The cocaine trade, like the drug trade in general, is opaque and run by individuals and groups that are hostile to oversight and inquiry.
Accordingly, analysis of drug prices and how they’ve change over time involves quite a bit of speculation, but the charts below, documenting the shifts in cocaine prices in the US, grant some insight to how the market has evolved over the last 30 years.
While cocaine prices in the US have varied some year to year, they have held relatively stable since declining from highs in the 1980s.
“What happened is there was fluctuation in terms of cocaine … in the ‘80s it was predominantly Peru that was the biggest producer of coca,” cocaine’s base ingredient, said Mike Vigil, a former chief of international operations for the US Drug Enforcement Administration.
Peru has remained a large producer of cocaine, but Colombia has recently taken the mantle as the largest producer.
“And those fluctuations there, between Peru and Colombia, the negotiations” between Colombia and the FARC rebel group that aimed to bring the rebels out of the drug trade, “all of that causes fluctuations in the market,” Vigil, author of “Metal Coffins: The Blood Alliance Cartel,” told Business Insider.
“But … cocaine in the United States has not seen a spike. It’s remained relatively stable during the course of the last several years.”
Cocaine prices in the US underwent a precipitous decline between the early 1980s and the early 1990s.

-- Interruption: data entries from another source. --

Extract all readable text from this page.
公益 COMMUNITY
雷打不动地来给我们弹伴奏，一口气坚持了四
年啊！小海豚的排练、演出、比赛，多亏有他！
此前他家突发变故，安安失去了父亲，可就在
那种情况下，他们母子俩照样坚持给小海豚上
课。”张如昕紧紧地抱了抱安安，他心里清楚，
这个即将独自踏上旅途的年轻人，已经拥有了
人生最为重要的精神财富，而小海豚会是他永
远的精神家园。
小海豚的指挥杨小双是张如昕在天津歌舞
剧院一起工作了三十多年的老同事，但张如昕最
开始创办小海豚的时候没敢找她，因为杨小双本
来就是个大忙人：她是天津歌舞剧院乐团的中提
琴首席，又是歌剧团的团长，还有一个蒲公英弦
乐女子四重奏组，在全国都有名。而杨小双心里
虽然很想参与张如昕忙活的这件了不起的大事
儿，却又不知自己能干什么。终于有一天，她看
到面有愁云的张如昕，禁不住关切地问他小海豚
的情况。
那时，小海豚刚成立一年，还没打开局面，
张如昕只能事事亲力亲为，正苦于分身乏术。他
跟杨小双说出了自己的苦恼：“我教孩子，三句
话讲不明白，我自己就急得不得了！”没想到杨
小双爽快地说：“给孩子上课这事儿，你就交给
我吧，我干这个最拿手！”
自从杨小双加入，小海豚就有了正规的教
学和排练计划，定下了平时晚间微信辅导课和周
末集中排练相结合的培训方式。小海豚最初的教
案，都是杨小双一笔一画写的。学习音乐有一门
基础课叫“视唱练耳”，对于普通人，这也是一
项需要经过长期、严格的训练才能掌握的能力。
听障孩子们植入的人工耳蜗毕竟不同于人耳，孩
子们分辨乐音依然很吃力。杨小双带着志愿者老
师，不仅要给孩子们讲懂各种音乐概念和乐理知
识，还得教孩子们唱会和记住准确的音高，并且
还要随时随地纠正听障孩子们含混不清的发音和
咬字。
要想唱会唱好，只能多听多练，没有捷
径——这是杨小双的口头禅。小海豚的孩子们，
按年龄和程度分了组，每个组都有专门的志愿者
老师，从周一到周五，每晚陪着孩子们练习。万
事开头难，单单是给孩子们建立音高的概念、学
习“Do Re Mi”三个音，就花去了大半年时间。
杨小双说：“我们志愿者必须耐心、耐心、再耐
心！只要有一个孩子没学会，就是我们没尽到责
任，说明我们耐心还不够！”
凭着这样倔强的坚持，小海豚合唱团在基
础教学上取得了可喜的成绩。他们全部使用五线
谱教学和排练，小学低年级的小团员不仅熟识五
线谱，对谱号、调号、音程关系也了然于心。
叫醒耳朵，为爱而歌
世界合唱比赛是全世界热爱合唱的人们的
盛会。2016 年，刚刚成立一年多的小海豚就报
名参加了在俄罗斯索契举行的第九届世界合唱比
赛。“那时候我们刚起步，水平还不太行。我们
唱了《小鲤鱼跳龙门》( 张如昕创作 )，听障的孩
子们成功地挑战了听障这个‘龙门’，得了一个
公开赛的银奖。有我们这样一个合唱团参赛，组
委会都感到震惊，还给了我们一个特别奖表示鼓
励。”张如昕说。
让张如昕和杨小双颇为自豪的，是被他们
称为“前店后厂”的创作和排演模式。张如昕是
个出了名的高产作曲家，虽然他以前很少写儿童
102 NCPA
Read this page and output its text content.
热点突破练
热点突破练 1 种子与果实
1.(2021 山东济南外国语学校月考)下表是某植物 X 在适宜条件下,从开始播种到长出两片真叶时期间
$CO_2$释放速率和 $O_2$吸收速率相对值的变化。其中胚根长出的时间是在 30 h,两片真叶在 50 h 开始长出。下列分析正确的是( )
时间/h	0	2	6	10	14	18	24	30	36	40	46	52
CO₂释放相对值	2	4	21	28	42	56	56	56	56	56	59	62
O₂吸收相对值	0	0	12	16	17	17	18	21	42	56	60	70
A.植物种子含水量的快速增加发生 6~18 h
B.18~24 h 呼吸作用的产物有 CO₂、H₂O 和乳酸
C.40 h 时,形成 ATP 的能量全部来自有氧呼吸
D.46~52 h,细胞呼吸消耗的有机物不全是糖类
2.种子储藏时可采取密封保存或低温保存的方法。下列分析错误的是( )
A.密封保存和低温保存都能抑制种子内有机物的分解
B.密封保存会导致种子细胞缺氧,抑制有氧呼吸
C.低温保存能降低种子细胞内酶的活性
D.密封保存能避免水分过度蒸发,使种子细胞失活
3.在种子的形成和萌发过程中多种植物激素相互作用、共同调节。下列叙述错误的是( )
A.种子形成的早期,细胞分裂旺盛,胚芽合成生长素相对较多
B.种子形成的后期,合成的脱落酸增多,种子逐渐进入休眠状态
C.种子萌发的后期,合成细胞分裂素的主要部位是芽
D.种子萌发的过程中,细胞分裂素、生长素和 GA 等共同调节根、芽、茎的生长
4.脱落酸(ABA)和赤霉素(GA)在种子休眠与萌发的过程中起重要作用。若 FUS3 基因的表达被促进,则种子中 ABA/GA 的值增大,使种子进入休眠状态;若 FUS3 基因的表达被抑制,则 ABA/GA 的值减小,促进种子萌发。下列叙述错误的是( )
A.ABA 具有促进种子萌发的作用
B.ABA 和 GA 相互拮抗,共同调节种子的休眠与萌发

The drop in US cocaine prices in the 1980s coincided with the entry of Pablo Escobar and other Colombian traffickers to the trade, bringing newfound organization and brutal efficiency.
“The plummeting of the price of cocaine in the US in the 1980s reflects the industrialisation of the cocaine business by Pablo Escobar and others,” Tom Wainwright, the Britain editor for The Economist and author of “Narconomics,” told Business Insider, adding:
“Previously cocaine had trickled into the US in relatively small consignments. Smugglers like Escobar transformed it into a professional business, exporting cocaine by the plane-load.”
“Economies of scale reduced their costs. And the sheer amount of product flowing into the United States meant that prices fell, as supply outpaced demand (which itself grew pretty rapidly between the 1970s and 80s).”
Escobar and the Medellin cartel — particularly Carlos Lehder and George Jung, smugglers who met in a Connecticut prison cell — helped accelerate the flow of cocaine to the US, shunting it north by plane.
Prices in the US continued to decline in the late 2000s and early 2000s, likely the result of a confluence of factors.
“It looks more like a continuation of a downward trend that had been established much earlier. This downward trend was partly caused by an increased professionalisation of the cocaine business,” Wainwright said. "Manufacturers in South America improved the process they used to extract cocaine from coca leaves, allowing them to increase production without having to grow any more crops.“
Turmoil in the narco underworld may have also contributed to the decline in prices.
After Escobar’s high-profile killing in 1993 and the subsequent break up of the rival Cali cartel, control of the cocaine trade in Colombia fell to smaller organized-crime groups, paramilitary groups, and rebels like the FARC.
Many of those groups were connected to each other and to Colombian elites, but the expansion of actors involved in the cocaine trade could have put downward pressure on retail prices.
Uncertainty may have also been injected into the drug market by instability in Mexico, where some cartels, led by Joaquín "El Chapo” Guzmán’s Sinaloa cartel, fought for control of lucrative smuggling routes during the 1990s and 2000s.